If the downstream is MySQL/TiDB, to guarantee the data integrity, you need to obtain the initial-commit-ts value and make a full backup of the data and restore the data before the initial start of Drainer. For details, see Deploy Drainer.

When Drainer is started for the first time, use the initial-commit-ts parameter.

./bin/drainer -config drainer.toml -initial-commit-ts {initial-commit-ts}


If the command line parameter and the configuration file parameter are the same, the parameter value in the command line is used.

3. Starting TiDB server:

• After starting Pump and Drainer, start TiDB server with binlog enabled by adding this section to your config file for TiDB server:

[binlog]
enable=true

• TiDB server will obtain the addresses of registered Pumps from PD and will stream data to all of them. If there are no registered Pump instances, TiDB server will refuse to start or will block starting until a Pump instance comes online.

Note:

• When TiDB is running, you need to guarantee that at least one Pump is running normally.
• To enable the TiDB Binlog service in TiDB server, use the -enable-binlog startup parameter in TiDB, or add enable=true to the [binlog] section of the TiDB server configuration file.
• Make sure that the TiDB Binlog service is enabled in all TiDB instances in a same cluster, otherwise upstream and downstream data inconsistency might occur during data replication. If you want to temporarily run a TiDB instance where the TiDB Binlog service is not enabled, set run_ddl=false in the TiDB configuration file.
• Drainer does not support the rename DDL operation on the table of ignore schemas (the schemas in the filter list).
• If you want to start Drainer in an existing TiDB cluster, generally you need to make a full backup of the cluster data, obtain savepoint, import the data to the target database, and then start Drainer to replicate the incremental data from savepoint.
• When the downstream database is TiDB or MySQL, ensure that the sql_mode in the upstream and downstream databases are consistent.
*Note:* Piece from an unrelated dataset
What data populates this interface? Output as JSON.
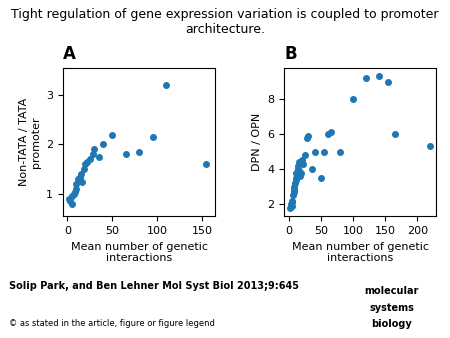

In other words, the sql_mode should be the same when each SQL statement is executed in the upstream and replicated to the downstream. You can execute the select @@sql_mode; statement in the upstream and downstream respectively to compare sql_mode.
• When a DDL statement is supported in the upstream but incompatible with the downstream, Drainer fails to replicate data. An example is to replicate the CREATE TABLE t1(a INT) ROW_FORMAT=FIXED; statement when the downstream database MySQL uses the InnoDB engine. In this case, you can configure skipping transactions in Drainer, and manually execute compatible statements in the downstream database.